Well heck dang it’s Wednesday again. Anime was pretty alright this week – a couple clear standouts, a couple weaker entries, an overall par performance. JoJo’s fundamentally great art design is unfortunately still trembling under the weight of several consecutive seasons, and Orange is beginning to lose me with its circular conflicts, but Love Live pulled off a spectacle that was just as funny as last week was successfully dramatic, and even if JoJo wasn’t prepared to be top JoJo, Thunderbolt Fantasy certainly was. It frankly makes me a little sad that I have to scroll all the way down the streaming titles page to reach Thunderbolt’s spot on Crunchyroll – I can kinda understand that its inherently camp nature makes it less appealing to many fans seeking action shows, but it’s seriously so, so much better than 9/10 of the shows in its genre. Surely one day the Thunderbolt Fantasies and Lost Villages of the world will get their due!
Anyway. LET’S TALK ABOUT SOME CARTOONS.
JoJo’s Bizarre Adventure played it pretty safe this week, offering up a fight that was conservative both in dramatic construction and visual flair. This season in general has been a fairly significant step down from Diamond is Unbreakable’s early episodes, at least when it comes to execution – the show’s relentless release schedule will do that. But in spite of that, I still appreciated Koichi figuring out ways to combat Kira’s totally unfair heat-seeking sub-Stand. And there were a couple fragments of absurdism here that were also pretty appealing – I liked Koichi getting progressively more frustrated with the house around him, and I liked how the menace of Sheer Heart Attack was consistently undercut by that silly tinkling sound effect the show used to convey its movements. This really wasn’t much of an episode on the whole, but JoJo still offers its own brand of smaller treasures.
Fortunately, Thunderbolt Fantasy was happy to pick up JoJo’s slack. This week’s episode was Thunderbolt fun from start to finish, full of the absurd lines and melodramatic camerawork that make the show such a joy. This was possibly the most stereotypically Urobuchi episode of the show so far, what with both the fair temple maiden and hot-blooded spearman learning the Terrible Way of the World. I almost had to laugh myself at sequences like Dan Fei acknowledging the cruelty of the world, but of course, that stuff isn’t the reason I love Urobuchi shows – it’s because realizations like that are always countered by lines like Shang’s “you can regret being deceived, but don’t ever regret trying to do the right thing.” And the Screaming Phoenix Killer’s final hour was equally satisfying, likely peaking with that classic but still wonderful “this will be decided in eight… no, nine moves.” As I’ve said before, I’m not naturally an action fan, but when action leans into its own inherently camp nature and embraces a spirit of fun, I can be easily convinced. And Thunderbolt Fantasy is fun as hell.

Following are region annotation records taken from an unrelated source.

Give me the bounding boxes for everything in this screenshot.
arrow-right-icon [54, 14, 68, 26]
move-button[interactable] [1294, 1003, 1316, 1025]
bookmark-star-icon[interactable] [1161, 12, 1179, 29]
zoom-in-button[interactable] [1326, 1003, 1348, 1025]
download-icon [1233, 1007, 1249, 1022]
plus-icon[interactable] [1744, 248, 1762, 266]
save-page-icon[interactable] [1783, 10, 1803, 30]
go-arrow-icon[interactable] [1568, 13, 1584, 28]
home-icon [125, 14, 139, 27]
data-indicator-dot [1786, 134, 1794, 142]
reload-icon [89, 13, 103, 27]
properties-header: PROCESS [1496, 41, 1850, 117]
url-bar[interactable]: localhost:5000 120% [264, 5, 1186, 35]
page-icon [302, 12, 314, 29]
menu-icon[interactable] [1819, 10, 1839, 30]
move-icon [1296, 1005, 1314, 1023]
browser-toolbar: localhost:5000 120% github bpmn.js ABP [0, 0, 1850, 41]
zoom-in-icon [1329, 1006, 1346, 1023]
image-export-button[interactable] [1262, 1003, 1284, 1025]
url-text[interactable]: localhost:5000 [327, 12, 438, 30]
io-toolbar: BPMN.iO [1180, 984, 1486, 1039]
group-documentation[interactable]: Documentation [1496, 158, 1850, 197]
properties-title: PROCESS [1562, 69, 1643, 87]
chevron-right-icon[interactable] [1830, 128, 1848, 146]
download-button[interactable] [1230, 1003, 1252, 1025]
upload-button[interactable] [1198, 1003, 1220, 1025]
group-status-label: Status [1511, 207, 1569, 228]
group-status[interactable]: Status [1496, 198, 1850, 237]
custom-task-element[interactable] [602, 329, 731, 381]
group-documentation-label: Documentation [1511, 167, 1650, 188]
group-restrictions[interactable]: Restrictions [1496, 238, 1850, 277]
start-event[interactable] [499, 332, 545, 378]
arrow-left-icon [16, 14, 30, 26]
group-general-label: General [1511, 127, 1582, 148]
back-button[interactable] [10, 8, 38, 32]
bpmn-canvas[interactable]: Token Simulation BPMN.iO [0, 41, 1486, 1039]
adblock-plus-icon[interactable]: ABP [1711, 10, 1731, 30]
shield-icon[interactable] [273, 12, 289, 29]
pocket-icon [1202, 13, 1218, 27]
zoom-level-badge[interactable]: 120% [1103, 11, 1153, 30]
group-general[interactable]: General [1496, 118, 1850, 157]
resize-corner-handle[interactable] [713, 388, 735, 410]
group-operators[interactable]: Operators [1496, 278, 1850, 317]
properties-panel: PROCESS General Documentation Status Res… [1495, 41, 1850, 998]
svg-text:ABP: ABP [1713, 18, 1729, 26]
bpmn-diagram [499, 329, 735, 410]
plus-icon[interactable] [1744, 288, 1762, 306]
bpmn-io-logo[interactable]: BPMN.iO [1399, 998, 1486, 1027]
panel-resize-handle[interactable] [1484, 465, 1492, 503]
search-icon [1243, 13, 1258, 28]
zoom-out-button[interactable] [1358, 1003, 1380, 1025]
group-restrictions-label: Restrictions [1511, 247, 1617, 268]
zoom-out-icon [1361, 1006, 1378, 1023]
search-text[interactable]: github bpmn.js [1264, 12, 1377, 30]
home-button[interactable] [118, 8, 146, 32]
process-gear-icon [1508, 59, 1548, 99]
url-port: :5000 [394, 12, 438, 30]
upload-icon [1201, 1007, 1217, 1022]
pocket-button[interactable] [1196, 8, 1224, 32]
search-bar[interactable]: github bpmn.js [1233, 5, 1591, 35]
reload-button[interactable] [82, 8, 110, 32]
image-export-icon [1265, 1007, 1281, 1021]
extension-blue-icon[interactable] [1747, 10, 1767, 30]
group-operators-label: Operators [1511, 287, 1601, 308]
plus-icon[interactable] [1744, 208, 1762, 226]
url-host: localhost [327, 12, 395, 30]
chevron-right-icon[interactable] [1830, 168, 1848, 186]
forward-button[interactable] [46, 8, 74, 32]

Love Live Sunshine was also in top form this week, as the formal introduction of the third years to the group led to… well, a whole bunch of insane bullshit. Mari and Dia are absolutely ridiculous people – even when they’re not acting out a melodramatic love tragedy, they still can’t help but attack everything they do with exuberant enthusiasm. It was great seeing both of them get to be their full, dorky selves this week, as Dia’s enthusiasm for following u’s schedule happily transitioned into making the Best Beach Shack Ever, and Mari amused herself making vile-looking stews and snuggling her girlfriend. Sunshine was already a league above the original Love Live when it came to wacky shenanigans, and both Dia and Mari are at least as absurd as Yohane.
This episode also had another of Sunshine’s more effective emotional arcs, as its repeating structure allowed Chika and Riko to grow closer across a series of very frank conversations. Their conversations embodied another far pole of Love Live – the show is normally very heightened in its style of drama and dialogue, but those exchanges really did feel like two close friends navigating uncertain emotional needs. Though “close friends” may not be the right phrasing, considering this episode ended on a face-to-face “I love you.” It seems that Sunshine has decided to give up on subtext altogether at this point.
Mob Psycho 100 had an expected cooldown this week, since not even the absolute top tier of non-KyoAni productions can maintain the execution of last week’s episode. That was more or less fine, though – the cast and narrative are strong enough to carry the show at this point, with Mob and Ritsu each leading the pack in their own ways. Mob Psycho’s thematic stuff can get pretty broad or on-the-nose at times, but both Mob and Ritsu have developed into complex and compelling protagonists, products of their environment and also compassionate brothers who ultimately really care about each other. I was initially not terrible impressed with Mob’s fundamental nature being cast as the repression of violence, but seeing that framed through his willingness to do anything for his brother has given his problems a necessary human touch. Mob Psycho is pretty alright.
This week’s Orange was a bit of a turning point, but not really in the show itself – it was more the point where I just kinda lost interest in the immediate drama of what these characters are doing. We’ve had enough straight episodes of “we have to help Kakeru carry this burden” that it all just kinda feels like noise at this point, and this episode’s wincingly on-the-nose visual metaphors didn’t really help that. That said, this is still a very likable cast on the whole, meaning it’s a fine enough time just watching them enjoy the festival together. My expectations for Orange have lowered consistently throughout the season, but I still hope these kids turn out okay.
Recent episodes of Sweetness & Lightning have excelled by moving away from the cooking sequences themselves, to the extent where the actual meal has sometimes felt like an awkward afterthought. But cooking is at the heart of this show’s appeal, and this episode got back to fundamentals in the best way possible. Over half of this episode was wholly dedicated to the best part of the show’s usual cooking rituals – watching Kouhei and Kotori freak out over the most simple elements of cooking preparation. Tsumugi actually got to join in this time, as her successive moments of terror and astonishment at Kouhei somehow turning a raw fish into an actual meal (HE CUT OFF ITS HEAD) was a treat as well. It’s nice to see that the show can still draw great entertainment out of its most basic ingredients – exploring stuff like Tsumugi’s own world or her relationship with her mother is great, but the unlikely discoveries implicit in making a meal with close friends is still a terrific hook for Sweetness & Lightning.